But how could a second referendum come about?
Holding a referendum requires an Act of Parliament. The most obvious way would be for the Government to table a simple stand-alone Bill, as was the case for the 2016 referendum. However, Prime Minister Theresa May has made clear she is firmly opposed to the idea.
An alternative route could be for MPs to try to amend another piece of relevant legislation.
How long would it take?
In the case of the 2016 referendum, it took seven months to get the Bill through Parliament - although in practice it could be done much more quickly.
The Electoral Commission then has a statutory duty to assess the referendum question to ensure it is intelligible and free from bias - a process which would normally take up to 12 weeks, although again it could be shortened.
The legislation would specify the length of the referendum campaign. All recent campaigns have lasted at least 10 weeks.
Overall, the Institute for Government estimates the whole process could take up to five months.
What would that mean for the Brexit timetable?
On current plans, Britain is due to leave the EU on March 29, so it could not be completed by then.
Therefore, for a referendum to be held, the Government would have to go to Brussels to ask for an extension to the Article 50 withdrawal process - something the EU may or may not grant.
What would be the question on the ballot paper?
This is where it gets complicated.
Generally referendums offer a simple choice between two options - as in 2016 when it was Leave or Remain. However, most MPs accept that there would have to be at least three options - leave with a deal, leave without a deal, or remain in the EU.
How would that work?
Various ideas have been floated.
One would be for voters to rank the options in order of preference. If none of the options gained an overall majority of first preference votes, the one with the fewest votes would be eliminated and its second preference votes would be distributed among the other two.
Alternatively, voters could just be given one choice. If none received an overall majority, the one with the fewest votes would again be eliminated, but under this scheme the other two options would then go forward to a final ballot a week later.
A third way could be to have a two-question ballot. The first would ask if voters wanted to Leave or Remain.
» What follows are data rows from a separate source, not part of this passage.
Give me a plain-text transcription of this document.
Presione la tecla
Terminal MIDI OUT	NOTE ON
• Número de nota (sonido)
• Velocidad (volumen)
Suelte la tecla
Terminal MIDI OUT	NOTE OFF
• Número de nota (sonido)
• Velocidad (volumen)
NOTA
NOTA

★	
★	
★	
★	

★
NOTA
The second would ask them to choose between a deal and a no-deal Brexit in the event that there is still a majority for Leave.
Where do the political parties stand?
The Conservatives officially oppose a second referendum, arguing that voters made their views clear in 2016 and that another ballot would simply exacerbate the bitter divisions opened up by the Brexit debate.
However, a growing number of mainly Remain-supporting backbench Tory MPs are warming to the idea, believing it offers a way out of the current impasse.
Labour says it wants a general election, but if that is not possible all options are on the table - including a second referendum.
Party leader Jeremy Corbyn, a longstanding Eurosceptic, has, however, shown little enthusiasm for the idea, while some of his supporters fear it could alienate traditional Labour voters in Leave-supporting areas.
However, he is facing a groundswell of support from within the party for another vote, including from many of the young Momentum activists who propelled him to the leadership and who are passionately opposed to Brexit.
Scotland’s First Minister Nicola Sturgeon has said the SNP - which opposes Brexit - will back a second referendum in the Commons.
Are there any precedents for a second referendum?
In the UK, not really. However in other countries, where referendums are more common, there is a history of giving voters a chance to think again.
In Ireland, for example, in 2009 voters supported ratification of the EU Lisbon Treaty, having rejected it at the first time of asking.
Similarly, in 2002, the Irish voted for the Nice Treaty on the second occasion.